Broadband News

Pilot scheme for business full fibre vouchers launched

The Government has outlined a number of measures and pots of money to help stimulate the technology sector within the UK and a key part of the puzzle is the launch of a Gigabit full fibre voucher scheme for businesses in four areas of the UK.

The voucher scheme follows on from a previous superfast scheme that was widely seen as a success and helped raise the profile of a number of alternate business broadband providers and options. The new scheme has an initial fund of £2 million and will allow businesses to claim up to £3,000 to cover the cost of installing a full fibre connection that is Gigabit capable. The areas in the pilot are:

  • Aberdeenshire
  • Bristol and North East Somerset
  • Coventry and Warwickshire
  • West Yorkshire

Our understanding is that while a full fibre connection seems to be a pre-requisite there is no need to actually purchase a Gigabit connection, only that the service should be capable of those speeds. This is important as the reliability of a full fibre connection is often the key driver for a business rather than any need to pull down or push up Gigabit speeds constantly.

CityFibre and its metro fibre network will clearly benefit from the voucher scheme, as the voucher should cover the costs of extending their metro network to a business in a city where they have a presence.

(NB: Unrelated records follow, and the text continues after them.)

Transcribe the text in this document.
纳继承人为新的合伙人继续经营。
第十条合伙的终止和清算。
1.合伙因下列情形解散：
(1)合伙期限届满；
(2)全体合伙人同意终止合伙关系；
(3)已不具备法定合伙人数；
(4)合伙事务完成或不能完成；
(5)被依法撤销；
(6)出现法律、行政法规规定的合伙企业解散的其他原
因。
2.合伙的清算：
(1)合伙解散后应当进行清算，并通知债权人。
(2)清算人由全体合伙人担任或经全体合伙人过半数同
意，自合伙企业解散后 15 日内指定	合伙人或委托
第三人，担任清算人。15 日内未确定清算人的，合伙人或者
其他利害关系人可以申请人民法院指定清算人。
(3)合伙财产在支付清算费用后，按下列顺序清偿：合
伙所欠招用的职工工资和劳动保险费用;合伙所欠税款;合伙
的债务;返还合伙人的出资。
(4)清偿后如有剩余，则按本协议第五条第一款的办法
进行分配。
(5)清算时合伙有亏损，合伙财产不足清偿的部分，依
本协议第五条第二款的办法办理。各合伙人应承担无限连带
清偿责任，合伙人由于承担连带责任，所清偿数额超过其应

The existing Openreach Fibre on Demand (FoD) products even though only available in areas with VDSL2 are also a potential option, and in many cities the cost of Ethernet services which will often have better bandwidth guarantees than a FoD service can be installed with the voucher.

Clearly £2 million split into £3,000 chunks is not going to transform the UK full fibre landscape but as a pilot to make sure that processes for administering the vouchers are working and also to make firms are buying managed hardware at over inflated prices it will demonstrate if there is a demand. Demand is the key, as Government needs to dip a toe in the water and test whether the numerous studies about poor business broadband are indicative that existing roll-outs of services have bypassed business parks and whether there is actually widespread demand for speeds beyond the usual 30 to 50 Mbps.